知らなかったらしょうがないけれど—専門家の責任(4)-(松沢呉一)-3,411文字-
「「江戸しぐさ」を肯定した田中優子—専門家の責任(3)」の続きです。
典型的言い訳例
歴史学者に「どうして『江戸しぐさ』批判しないのか」と問うたら、「何、それ?」と言う人も一部にはいるでしょう。「なんか、聞いたことはあるけど、よく知らない」という人もいるでしょう。知らなかったら仕方がない。
しかし、「知らない」と言うことを恥ずかしいと思うタイプは、本当はよくわかってなくても、あるいはよくわかっていても、「あんなもんがまさかここまで力を持つとは思わなかった」と答えることがおそらくもっとも多いと思います。プライドが高いくせに恐がりの無責任なインテリが言うセリフです。
これは「江戸しぐさが与太であることは、専門家である私は一読してわかるに決まってますよ」というアピールです。「あんな原田なんとかって物書きに言われなくてもわかってましたよ」と。実際、ちゃんと検討すればわかるでしょうよ。
「あんなバカげたものをいかにバカの大衆でも信じるとは思わなかった」と呆れることで、「大衆と俺様」の格の違いを念押しし、自分が批判しなかったことの言い訳完了。
誰も相手にしないはずのものだったのだから、それを放置したのは悪くなくて、「それを拡散したメディアが悪い論」「それに騙された大衆が悪い論」です。それ自体に正しさはありますけど、知っていて黙っていたことに問題はないんですかね。

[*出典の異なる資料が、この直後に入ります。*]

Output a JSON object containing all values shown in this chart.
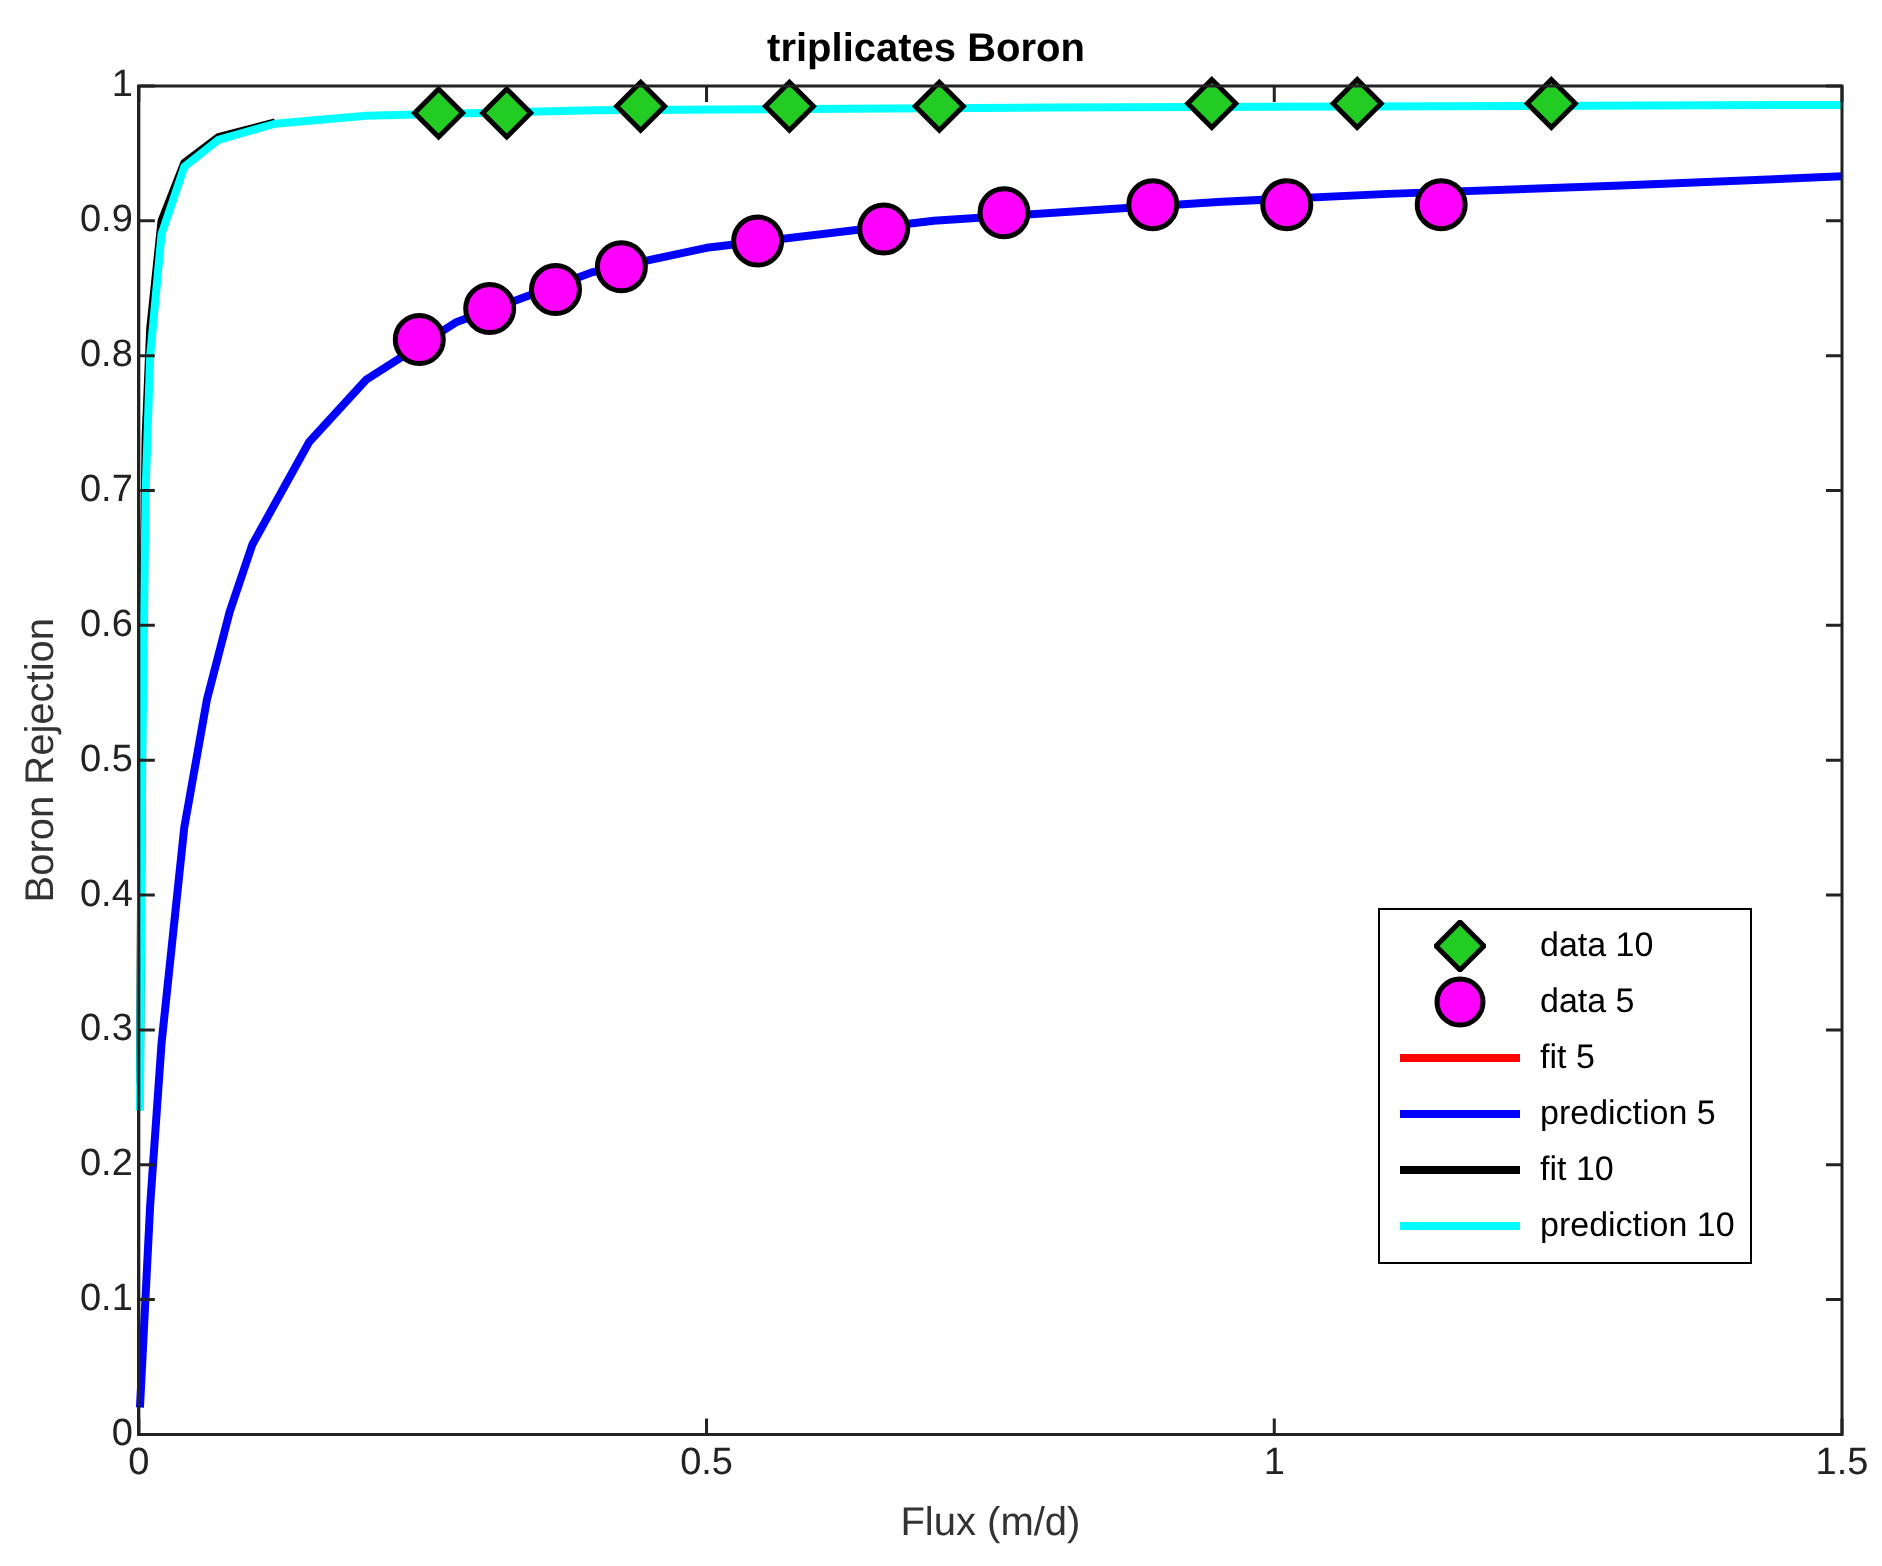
{
  "chart_data": {
    "type": "scatter",
    "title": "triplicates Boron",
    "xlabel": "Flux (m/d)",
    "ylabel": "Boron Rejection",
    "xlim": [
      0,
      1.5
    ],
    "xticks": [
      0,
      0.5,
      1,
      1.5
    ],
    "ylim": [
      0,
      1
    ],
    "yticks": [
      0,
      0.1,
      0.2,
      0.3,
      0.4,
      0.5,
      0.6,
      0.7,
      0.8,
      0.9,
      1
    ],
    "grid": false,
    "legend": "bottom right",
    "series": [
      {
        "name": "data 10",
        "type": "scatter",
        "marker": "diamond",
        "color": "#22cc22",
        "x": [
          0.264,
          0.324,
          0.442,
          0.573,
          0.705,
          0.945,
          1.073,
          1.244
        ],
        "values": [
          0.98,
          0.98,
          0.985,
          0.985,
          0.985,
          0.987,
          0.987,
          0.987
        ]
      },
      {
        "name": "data 5",
        "type": "scatter",
        "marker": "circle",
        "color": "#ff00ff",
        "x": [
          0.247,
          0.309,
          0.367,
          0.425,
          0.545,
          0.656,
          0.762,
          0.893,
          1.011,
          1.147
        ],
        "values": [
          0.812,
          0.835,
          0.849,
          0.866,
          0.885,
          0.894,
          0.906,
          0.912,
          0.912,
          0.912
        ]
      },
      {
        "name": "fit 5",
        "type": "line",
        "color": "#ff0000"
      },
      {
        "name": "prediction 5",
        "type": "line",
        "color": "#0000ff",
        "x": [
          0.001,
          0.01,
          0.02,
          0.04,
          0.06,
          0.08,
          0.1,
          0.15,
          0.2,
          0.28,
          0.4,
          0.5,
          0.7,
          0.95,
          1.1,
          1.3,
          1.5
        ],
        "values": [
          0.02,
          0.17,
          0.29,
          0.45,
          0.545,
          0.61,
          0.66,
          0.736,
          0.782,
          0.825,
          0.862,
          0.88,
          0.9,
          0.914,
          0.92,
          0.926,
          0.933
        ]
      },
      {
        "name": "fit 10",
        "type": "line",
        "color": "#000000",
        "x": [
          0.001,
          0.003,
          0.006,
          0.01,
          0.02,
          0.04,
          0.07,
          0.12
        ],
        "values": [
          0.26,
          0.55,
          0.74,
          0.82,
          0.9,
          0.943,
          0.962,
          0.973
        ]
      },
      {
        "name": "prediction 10",
        "type": "line",
        "color": "#00ffff",
        "x": [
          0.001,
          0.003,
          0.006,
          0.01,
          0.02,
          0.04,
          0.07,
          0.12,
          0.2,
          0.4,
          0.8,
          1.5
        ],
        "values": [
          0.24,
          0.5,
          0.7,
          0.8,
          0.89,
          0.94,
          0.96,
          0.972,
          0.978,
          0.982,
          0.984,
          0.986
        ]
      }
    ]
  }
}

※銭湯のこのポスターはおそらく4年くらい前のもので、最近のものは「奇妙な男の子—ハッテン銭湯(下)」に出してます。
黙っていることを恥ずかしいと思えない不思議
まさかこうなるとは思っていなかったことがそれまで黙っていたことの言い訳として成立するのだとしても、現にそこまで浸透してしまった以上、そうなった段階で批判しなきゃダメじゃないですか。今すぐにやればいいのです。でも、やらない。面倒くさいし、業績にならないし、忙しいし、腹減ったし、風呂に入りたいし。
さらに突っ込んで、こう聞くとしましょう。
「なぜ今やらないのですか」
「来月は大学の入学試験があるので忙しいんだよ」
「再来月やればいいじゃないですか」
「海外で学会だから」
「その次の月にやればいいじゃないですか」
「新学期が始まるから」
その夜、Facebookを見たら、小洒落た小料理屋で酒を飲みながら、蘊蓄を書いていたとさ。暇か。
これはあくまで仮想です。しかし、こういった呆れた反応をするだろう学者が少なくないことは容易に想像できます。「江戸しぐさ」ではない別の事象でこういう反応を確認しています。
だいたいそんなに時間がかかるはずがない。『江戸しぐさの正体』が出たあとなら、自身で新たに調べる必要はありません。一晩酒を飲むのをやめて、この本を読んで中味を検討し、それでもなお不安だったら、もう一晩酒を飲むのをやめて、越川禮子の本を確認して、この本を論じる形で、「江戸しぐさ」を批判すればいいだけなのです。アホでもできます。
※越川禮子著『日本人なら知っておきたい』は2015年に出たもの。ゼニのために平気でデマを流す人や出版社は、批判があってもそう簡単には諦めない。